By Dr. Kuhu Roy

Many of us are familiar with, “That is such an old stray dog, someone please help!” even though the dog might not be in need of any intervention at all.

Usually, the standard modus operandi thereafter is to place a call to a shelter to have the senior stray dog parcelled off to a life in confinement. Far worse, in some cases, they are tossed like a football from one foster home to another and are eventually abandoned on the roads at some random location. The senior stray dogs fade into oblivion and eventually perish. Is this what they deserve? This idea of playing with an innocent’s life is not good karma, but certainly is dangerous compassion.

Why cannot we tend to them every day, dirty our hands and feel good about making someone’s life a little better? Live and let live, let them be where they are, the streets which they call their home.
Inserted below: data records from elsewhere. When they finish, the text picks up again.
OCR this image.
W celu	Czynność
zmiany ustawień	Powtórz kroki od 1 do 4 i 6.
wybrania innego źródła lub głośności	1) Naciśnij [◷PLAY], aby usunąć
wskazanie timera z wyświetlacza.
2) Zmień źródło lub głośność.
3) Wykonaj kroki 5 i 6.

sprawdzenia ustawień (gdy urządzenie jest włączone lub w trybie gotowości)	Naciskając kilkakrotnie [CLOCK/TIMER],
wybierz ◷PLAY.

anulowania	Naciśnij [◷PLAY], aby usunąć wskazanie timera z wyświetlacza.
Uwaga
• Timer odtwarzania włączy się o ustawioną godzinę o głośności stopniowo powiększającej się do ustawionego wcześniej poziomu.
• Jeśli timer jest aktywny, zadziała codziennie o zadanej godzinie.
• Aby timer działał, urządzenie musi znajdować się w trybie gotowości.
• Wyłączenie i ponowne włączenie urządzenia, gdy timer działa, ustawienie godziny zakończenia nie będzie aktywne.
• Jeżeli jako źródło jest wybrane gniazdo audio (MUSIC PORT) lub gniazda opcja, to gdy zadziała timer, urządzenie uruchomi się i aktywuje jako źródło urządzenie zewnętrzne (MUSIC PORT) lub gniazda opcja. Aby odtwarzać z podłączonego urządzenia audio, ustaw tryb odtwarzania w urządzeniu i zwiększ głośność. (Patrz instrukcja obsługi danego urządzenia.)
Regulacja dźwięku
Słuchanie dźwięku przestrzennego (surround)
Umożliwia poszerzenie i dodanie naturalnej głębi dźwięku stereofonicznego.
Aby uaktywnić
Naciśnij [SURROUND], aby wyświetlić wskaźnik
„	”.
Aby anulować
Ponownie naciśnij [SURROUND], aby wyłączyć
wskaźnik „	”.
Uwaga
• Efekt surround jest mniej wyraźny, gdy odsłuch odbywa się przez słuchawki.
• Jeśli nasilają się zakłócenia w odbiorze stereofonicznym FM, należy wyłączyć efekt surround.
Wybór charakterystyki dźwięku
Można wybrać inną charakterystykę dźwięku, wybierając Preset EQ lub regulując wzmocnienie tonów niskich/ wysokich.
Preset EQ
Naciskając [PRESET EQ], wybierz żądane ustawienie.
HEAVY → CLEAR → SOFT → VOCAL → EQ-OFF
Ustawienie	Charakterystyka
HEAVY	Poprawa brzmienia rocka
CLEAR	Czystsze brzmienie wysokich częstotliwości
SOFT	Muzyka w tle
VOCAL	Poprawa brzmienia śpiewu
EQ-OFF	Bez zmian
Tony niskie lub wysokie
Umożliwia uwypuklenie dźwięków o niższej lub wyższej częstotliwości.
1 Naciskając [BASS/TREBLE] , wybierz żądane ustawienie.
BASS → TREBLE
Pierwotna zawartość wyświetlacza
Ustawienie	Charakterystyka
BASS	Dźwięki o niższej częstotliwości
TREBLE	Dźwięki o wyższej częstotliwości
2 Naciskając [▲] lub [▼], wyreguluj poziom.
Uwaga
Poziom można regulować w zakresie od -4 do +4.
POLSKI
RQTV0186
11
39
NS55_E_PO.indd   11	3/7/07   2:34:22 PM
However, we cannot ignore the fact that being born a stray dog is a crime and aging on the roads is a curse. The senior stray dogs become detestable objects in the eyes of those who once loved them when they were young. That is the point where we have to learn to open our homes to them in their twilight period. We are a huge tribe of animal lovers who can make a mammoth difference.
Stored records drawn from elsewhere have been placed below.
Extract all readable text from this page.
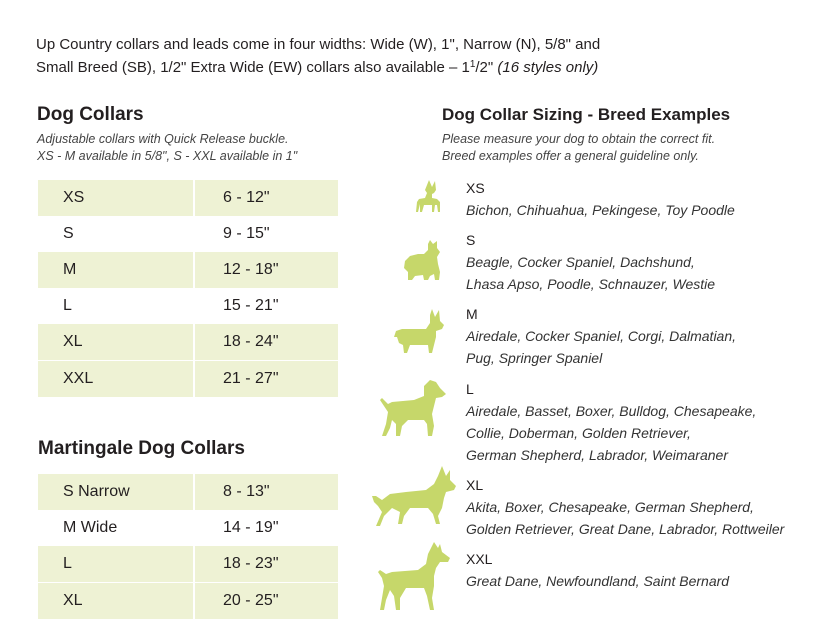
Up Country collars and leads come in four widths: Wide (W), 1", Narrow (N), 5/8" and
Small Breed (SB), 1/2" Extra Wide (EW) collars also available – $1^1/2$" (16 styles only)
Dog Collars
Adjustable collars with Quick Release buckle.
XS - M available in 5/8", S - XXL available in 1"
XS	6 - 12"
S	9 - 15"
M	12 - 18"
L	15 - 21"
XL	18 - 24"
XXL	21 - 27"
Martingale Dog Collars
S Narrow	8 - 13"
M Wide	14 - 19"
L	18 - 23"
XL	20 - 25"
Dog Collar Sizing - Breed Examples
Please measure your dog to obtain the correct fit.
Breed examples offer a general guideline only.
XS
Bichon, Chihuahua, Pekingese, Toy Poodle
S
Beagle, Cocker Spaniel, Dachshund,
Lhasa Apso, Poodle, Schnauzer, Westie
M
Airedale, Cocker Spaniel, Corgi, Dalmatian,
Pug, Springer Spaniel
L
Airedale, Basset, Boxer, Bulldog, Chesapeake,
Collie, Doberman, Golden Retriever,
German Shepherd, Labrador, Weimaraner
XL
Akita, Boxer, Chesapeake, German Shepherd,
Golden Retriever, Great Dane, Labrador, Rottweiler
XXL
Great Dane, Newfoundland, Saint Bernard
Jr. Prashant is home, the thirty-third senior in my life I have had the honour to tend to at home. I can only give a good life to a handful because mine is not a hoarding facility, but a home where every child gets an equal amount of love, care. The broader picture is grim because there are thousands out there with frosted faces, glazed eyes and stiffened joints waiting for our empathy and respect which they deserve.